Ein Beispiel: Das Umfeld einer Leiterin erlebt diese in vielerlei Hinsicht als selbstbezogen. Zudem kommuniziert sie schlecht und sorgt ständig für Missverständnisse. Die Leiterin selbst aber versteht sich als empfindsame, hingebungsvolle und kommunikative Person.

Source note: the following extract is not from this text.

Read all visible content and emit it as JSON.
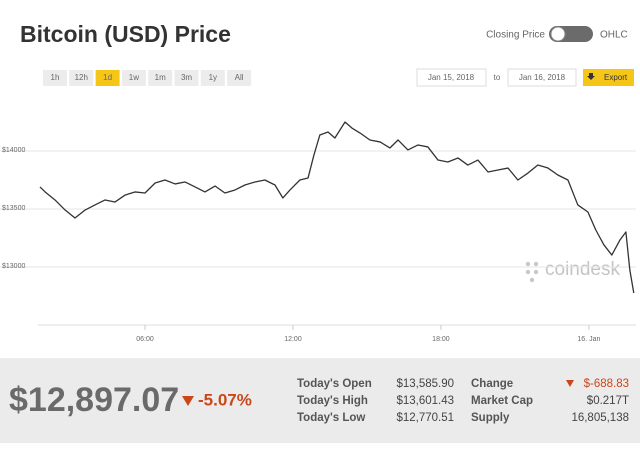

Die Psychologin und Traumaberaterin Diane Langberg hat sich intensiv mit Missbrauchsfällen im kirchlichen Kontext auseinandergesetzt und kommt zum Schluss, dass sowohl die involvierten Täter, aber auch viele ihrer Anhänger zur Selbsttäuschung neigen: Da kommt ans Licht, dass ein Leiter über Jahre hinweg andere sexuell missbraucht hat. Weshalb hat das so lange keiner bemerkt? Antwort: Es wollte keiner wahrhaben. Alle dachten, dieser Leiter sei einfach nur toll, integer, glaubwürdig. Davon fest überzeugt, haben selbst Mitarbeitende im nahen Umfeld des Leiters sämtliche vorhandenen Warnlichter ignoriert, verdrängt und verschwiegen. Auch der Täter selbst unterlag der Täuschung, indem er sich selbst vergewisserte, wie sehr er sich für Gottes Sache engagiert. Dass er für andere doch nur das Gute will. Dass es legitim ist, sich da und dort eine kleine Ausnahme zu erlauben. Und so rechtfertigte er sein fragwürdiges Handeln vor sich selbst, hielt es für richtig oder zumindest für harmlos.18 Langberg weist darauf hin, dass sich die Neigung zur Selbsttäuschung und das Vorhandensein großer Stärken vielfach in die Hände spielen: „Täuschung spielt oft gerade dort eine große Rolle, wo jemand über eine hohe Stellung verfügt, ein enormes theologisches Wissen hat, sich auf faszinierende Weise sprachlich ausdrücken kann und sich eloquent in der Öffentlichkeit zu bewegen vermag. Dies alles sind Instrumente der Macht, die es einem Menschen ermöglichen, andere zu täuschen und diese Täuschung geschickt zu verbergen.“19 Ein Phänomen, das sich in der Aufarbeitung vieler Leitungsskandale der jüngeren Geschichte bestätigt.